As stunning as this tree is every spring, it almost disappears later in the season. If the past is any indicator, a few weeks from now I’ll drive toward my mom’s house and maybe glance at the green tree. I’ll drive alongside it and possibly notice the green tree, and when I leave my mom’s house, my eyes might glance over and see the green tree. That’s what it’s reduced to. Just another green tree. All its showy WOW time was used just to come back to life from the dormant brown sticks it’d been for the last six months. It doesn’t really grab (or hold) my attention until it comes alive in April, belting out its beauty like Ethel Merman, in petals.
Stopping for this photo last week made me wonder what other things I’m only noticing during their WOW phase. Or what people I’m leaving unnoticed simply because in all my glass-house-stone-throwing arrogance, I fail to recognize their beauty regardless of what I see.
Socrates said, “Beauty is a short-lived tyranny.” Conversely, the freedom that comes when a person’s (big, hanging air quotes) beauty begins to fade, or when it evolves into something more substantive – or when, according to society, it was never there to begin with – that’s when we should encounter additional, more diverse doors of opportunity. And not just stumble upon them, but actively seek them out.
How many times do I look right through a person? Not because I consciously judge their outward appearance or their way of speaking or the fact that they’re rummaging through a trash can for empties or countless other things I deem to be a little “off” with a person.
Or is that it exactly? Do I merely scan a person’s humanity and then move on when nothing I deem interesting jumps out at me? Or when something in my brain subconsciously says, “Hmm, I don’t think so,” and so I no longer see them?

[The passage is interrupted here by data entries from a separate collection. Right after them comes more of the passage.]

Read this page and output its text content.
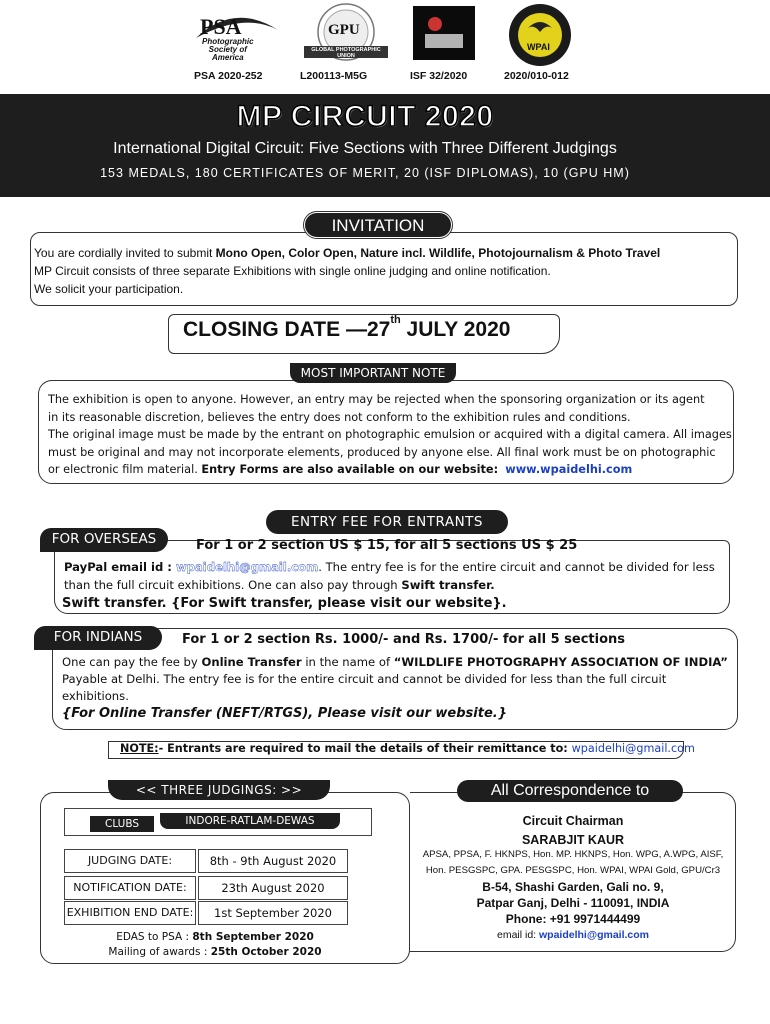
PSA
Photographic
Society of
America
GPU
GLOBAL PHOTOGRAPHIC UNION
WPAI
PSA 2020-252	L200113-M5G	ISF 32/2020	2020/010-012
MP CIRCUIT 2020
International Digital Circuit: Five Sections with Three Different Judgings
153 MEDALS, 180 CERTIFICATES OF MERIT, 20 (ISF DIPLOMAS), 10 (GPU HM)
INVITATION
You are cordially invited to submit Mono Open, Color Open, Nature incl. Wildlife, Photojournalism & Photo Travel
MP Circuit consists of three separate Exhibitions with single online judging and online notification.
We solicit your participation.
CLOSING DATE —27th JULY 2020
MOST IMPORTANT NOTE
The exhibition is open to anyone. However, an entry may be rejected when the sponsoring organization or its agent
in its reasonable discretion, believes the entry does not conform to the exhibition rules and conditions.
The original image must be made by the entrant on photographic emulsion or acquired with a digital camera. All images
must be original and may not incorporate elements, produced by anyone else. All final work must be on photographic
or electronic film material. Entry Forms are also available on our website: www.wpaidelhi.com
ENTRY FEE FOR ENTRANTS
FOR OVERSEAS	For 1 or 2 section US $ 15, for all 5 sections US $ 25
PayPal email id : wpaidelhi@gmail.com. The entry fee is for the entire circuit and cannot be divided for less
than the full circuit exhibitions. One can also pay through Swift transfer.
Swift transfer. {For Swift transfer, please visit our website}.
FOR INDIANS	For 1 or 2 section Rs. 1000/- and Rs. 1700/- for all 5 sections
One can pay the fee by Online Transfer in the name of “WILDLIFE PHOTOGRAPHY ASSOCIATION OF INDIA”
Payable at Delhi. The entry fee is for the entire circuit and cannot be divided for less than the full circuit
exhibitions.
{For Online Transfer (NEFT/RTGS), Please visit our website.}
NOTE:- Entrants are required to mail the details of their remittance to: wpaidelhi@gmail.com
<< THREE JUDGINGS: >>
CLUBS	INDORE-RATLAM-DEWAS
JUDGING DATE:	8th - 9th August 2020
NOTIFICATION DATE:	23th August 2020
EXHIBITION END DATE:	1st September 2020
EDAS to PSA : 8th September 2020
Mailing of awards : 25th October 2020
All Correspondence to
Circuit Chairman
SARABJIT KAUR
APSA, PPSA, F. HKNPS, Hon. MP. HKNPS, Hon. WPG, A.WPG, AISF,
Hon. PESGSPC, GPA. PESGSPC, Hon. WPAI, WPAI Gold, GPU/Cr3
B-54, Shashi Garden, Gali no. 9,
Patpar Ganj, Delhi - 110091, INDIA
Phone: +91 9971444499
email id: wpaidelhi@gmail.com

It’s the same thing that stops me from immediately seeing a child of God standing before me, even when she doesn’t smell so good or when he hasn’t had a haircut in a long time.
Stopping to appreciate and smell the roses and flowering trees is all well and good but they will never want for admirers. It’s the less visited, almost invisible inhabitants of the garden that are so often ignored and yet desperately in need of attention and compassion. God calls us to love the thorny and prickly parts of the garden too.
Photo Credit: Alexas_Fotos
2 thoughts on “And so on and so on and scooby dooby doo *”
What a descriptive narrative pointing me to the reality of me and my ungodly ignorance of those who need my attention most. I choke on your words because I am guilty. Thanks for being the carrier to bring me that convicting message today. Blessing to you!
Conviction is good. Helpful. A gift from the Holy Spirit to guide/correct us along our path. I need it every single day!
However, guilt is not from God. He didn’t send his Son to condemn the world, but to save it through him. (Huge paraphrase there!)
May we both be more aware of seeing Christ in those around us, as I do in you, from your thoughtful comment.